My “twin filets” were the scraps from the beef tenderloin, cleverly pressed together and wrapped in bacon to look like one steak. The meat was raw in the center, undercooked despite my medium-rare request. The cut lacked significant beef flavor. I’m not even convinced it was USDA Choice grade, which is the lowest any high-end steakhouse should be serving.
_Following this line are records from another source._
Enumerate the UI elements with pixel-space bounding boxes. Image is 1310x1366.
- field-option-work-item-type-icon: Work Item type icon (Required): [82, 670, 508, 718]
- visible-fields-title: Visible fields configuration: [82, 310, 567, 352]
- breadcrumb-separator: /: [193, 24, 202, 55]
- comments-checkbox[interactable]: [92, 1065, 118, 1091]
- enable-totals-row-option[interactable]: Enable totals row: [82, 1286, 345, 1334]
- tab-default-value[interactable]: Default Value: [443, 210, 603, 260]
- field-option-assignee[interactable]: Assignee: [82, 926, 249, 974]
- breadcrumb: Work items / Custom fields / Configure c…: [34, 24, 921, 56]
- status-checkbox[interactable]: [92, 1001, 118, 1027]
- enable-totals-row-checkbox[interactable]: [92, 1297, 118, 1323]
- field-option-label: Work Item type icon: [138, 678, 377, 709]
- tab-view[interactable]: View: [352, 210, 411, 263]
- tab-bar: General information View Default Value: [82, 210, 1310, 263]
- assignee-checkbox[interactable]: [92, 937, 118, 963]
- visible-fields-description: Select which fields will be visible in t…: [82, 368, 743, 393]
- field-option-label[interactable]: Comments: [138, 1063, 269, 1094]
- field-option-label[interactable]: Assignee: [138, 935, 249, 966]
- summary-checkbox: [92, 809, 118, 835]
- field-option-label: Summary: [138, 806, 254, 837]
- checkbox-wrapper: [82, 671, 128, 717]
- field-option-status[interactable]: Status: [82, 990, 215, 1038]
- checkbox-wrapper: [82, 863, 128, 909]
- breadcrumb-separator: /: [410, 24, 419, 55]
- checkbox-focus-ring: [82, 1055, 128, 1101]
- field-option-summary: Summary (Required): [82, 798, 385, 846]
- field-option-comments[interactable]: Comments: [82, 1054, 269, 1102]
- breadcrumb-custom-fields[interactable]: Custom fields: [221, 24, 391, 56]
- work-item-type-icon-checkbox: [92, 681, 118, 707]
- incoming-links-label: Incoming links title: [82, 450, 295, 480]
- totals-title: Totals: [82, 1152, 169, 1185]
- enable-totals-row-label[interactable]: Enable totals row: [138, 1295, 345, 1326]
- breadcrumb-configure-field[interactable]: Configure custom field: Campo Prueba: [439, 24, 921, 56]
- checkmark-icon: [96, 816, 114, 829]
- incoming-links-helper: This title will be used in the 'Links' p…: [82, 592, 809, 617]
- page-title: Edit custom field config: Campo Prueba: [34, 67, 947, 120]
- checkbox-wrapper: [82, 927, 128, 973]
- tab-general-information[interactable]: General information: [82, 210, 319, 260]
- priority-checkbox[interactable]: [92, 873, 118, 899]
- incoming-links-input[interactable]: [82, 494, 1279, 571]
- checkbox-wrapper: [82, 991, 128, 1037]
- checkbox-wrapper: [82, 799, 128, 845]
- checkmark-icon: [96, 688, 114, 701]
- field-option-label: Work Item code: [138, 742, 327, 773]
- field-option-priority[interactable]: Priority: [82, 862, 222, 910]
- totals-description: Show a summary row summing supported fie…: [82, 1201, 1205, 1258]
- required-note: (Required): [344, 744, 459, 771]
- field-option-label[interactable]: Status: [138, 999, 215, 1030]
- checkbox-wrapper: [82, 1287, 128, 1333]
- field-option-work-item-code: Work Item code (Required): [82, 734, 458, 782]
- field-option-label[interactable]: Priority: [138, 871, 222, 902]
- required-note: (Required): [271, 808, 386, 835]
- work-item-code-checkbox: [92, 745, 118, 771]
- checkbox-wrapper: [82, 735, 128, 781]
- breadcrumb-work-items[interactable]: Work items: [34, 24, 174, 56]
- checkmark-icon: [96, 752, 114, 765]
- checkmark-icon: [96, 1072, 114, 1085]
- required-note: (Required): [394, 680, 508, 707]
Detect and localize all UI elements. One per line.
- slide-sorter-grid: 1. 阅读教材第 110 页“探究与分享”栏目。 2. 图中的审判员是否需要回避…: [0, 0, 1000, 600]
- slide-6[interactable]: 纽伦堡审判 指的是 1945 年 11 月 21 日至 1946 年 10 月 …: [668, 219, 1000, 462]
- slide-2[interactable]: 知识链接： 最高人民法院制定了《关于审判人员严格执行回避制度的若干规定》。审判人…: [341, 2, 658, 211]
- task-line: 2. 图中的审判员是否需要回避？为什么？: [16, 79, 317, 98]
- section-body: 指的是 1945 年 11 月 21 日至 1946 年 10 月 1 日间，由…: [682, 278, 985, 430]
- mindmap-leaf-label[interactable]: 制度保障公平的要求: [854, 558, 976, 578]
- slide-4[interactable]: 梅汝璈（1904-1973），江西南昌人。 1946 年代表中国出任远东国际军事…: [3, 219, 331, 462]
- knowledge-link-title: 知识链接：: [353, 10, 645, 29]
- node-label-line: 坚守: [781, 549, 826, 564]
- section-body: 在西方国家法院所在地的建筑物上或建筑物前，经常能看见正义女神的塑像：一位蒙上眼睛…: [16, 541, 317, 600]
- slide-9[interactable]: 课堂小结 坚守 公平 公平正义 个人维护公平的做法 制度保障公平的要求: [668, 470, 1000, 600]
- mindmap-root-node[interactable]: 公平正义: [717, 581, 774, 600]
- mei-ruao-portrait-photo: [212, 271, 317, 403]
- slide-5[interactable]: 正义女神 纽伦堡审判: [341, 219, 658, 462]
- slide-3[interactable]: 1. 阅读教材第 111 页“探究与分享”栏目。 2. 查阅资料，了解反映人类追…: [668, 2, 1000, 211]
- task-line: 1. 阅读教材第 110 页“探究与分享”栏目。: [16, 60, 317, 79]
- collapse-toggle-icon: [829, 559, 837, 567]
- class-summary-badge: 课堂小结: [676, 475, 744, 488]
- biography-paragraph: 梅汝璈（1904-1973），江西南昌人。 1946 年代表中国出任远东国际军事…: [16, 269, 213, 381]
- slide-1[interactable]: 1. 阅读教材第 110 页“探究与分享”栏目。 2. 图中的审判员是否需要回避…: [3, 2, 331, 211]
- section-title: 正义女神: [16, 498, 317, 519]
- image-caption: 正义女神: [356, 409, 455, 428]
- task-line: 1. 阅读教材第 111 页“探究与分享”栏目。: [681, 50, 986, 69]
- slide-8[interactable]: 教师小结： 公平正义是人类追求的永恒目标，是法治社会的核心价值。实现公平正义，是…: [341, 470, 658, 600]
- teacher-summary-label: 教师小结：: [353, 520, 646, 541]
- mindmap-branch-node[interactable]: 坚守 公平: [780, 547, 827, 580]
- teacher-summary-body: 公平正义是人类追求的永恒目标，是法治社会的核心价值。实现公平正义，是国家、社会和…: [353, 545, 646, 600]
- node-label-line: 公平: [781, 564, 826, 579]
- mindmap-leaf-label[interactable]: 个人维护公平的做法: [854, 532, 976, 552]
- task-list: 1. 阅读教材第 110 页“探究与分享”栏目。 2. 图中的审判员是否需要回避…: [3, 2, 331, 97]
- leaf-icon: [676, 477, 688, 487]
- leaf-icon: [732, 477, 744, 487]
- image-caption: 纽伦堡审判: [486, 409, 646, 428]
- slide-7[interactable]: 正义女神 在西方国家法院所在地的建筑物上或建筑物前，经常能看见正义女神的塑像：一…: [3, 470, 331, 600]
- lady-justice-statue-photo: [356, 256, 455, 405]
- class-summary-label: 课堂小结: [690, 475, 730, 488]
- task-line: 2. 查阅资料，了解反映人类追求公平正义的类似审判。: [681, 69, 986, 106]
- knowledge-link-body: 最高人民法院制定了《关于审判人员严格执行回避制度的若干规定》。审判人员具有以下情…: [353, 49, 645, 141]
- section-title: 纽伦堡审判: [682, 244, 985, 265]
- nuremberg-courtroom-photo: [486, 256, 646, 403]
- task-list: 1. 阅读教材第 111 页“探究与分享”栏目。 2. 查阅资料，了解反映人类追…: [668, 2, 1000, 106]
The bacon was thin and stringy, creating a tangled mess on my plate. My companion’s chicken Milanese still makes me chuckle. The breading was shiny with grease, a result of improper frying technique. The white winelemon-caper sauce tasted like a melted popsicle.

Everything lacked balance and finesse. We were hopeful that they wouldn’t screw up the most classic dessert — chocolate cake. False. It was so dense the fork barely moved through it. It was more like a mass of poorly made fudge than a cake. They even had the nerve to top it with an unripe raspberry. We called it a “neutron star cake” because it was so dense and we’re nerds.

Hyde Park Prime Steakhouse is a microcosm of Crocker Park as a whole. The lifestyle they try to propagate, much like the food in the restaurant, is tacky and contrived. The table dividers were probably so high in order to keep diners from commiserating on the poor experience, organizing and staging a riot.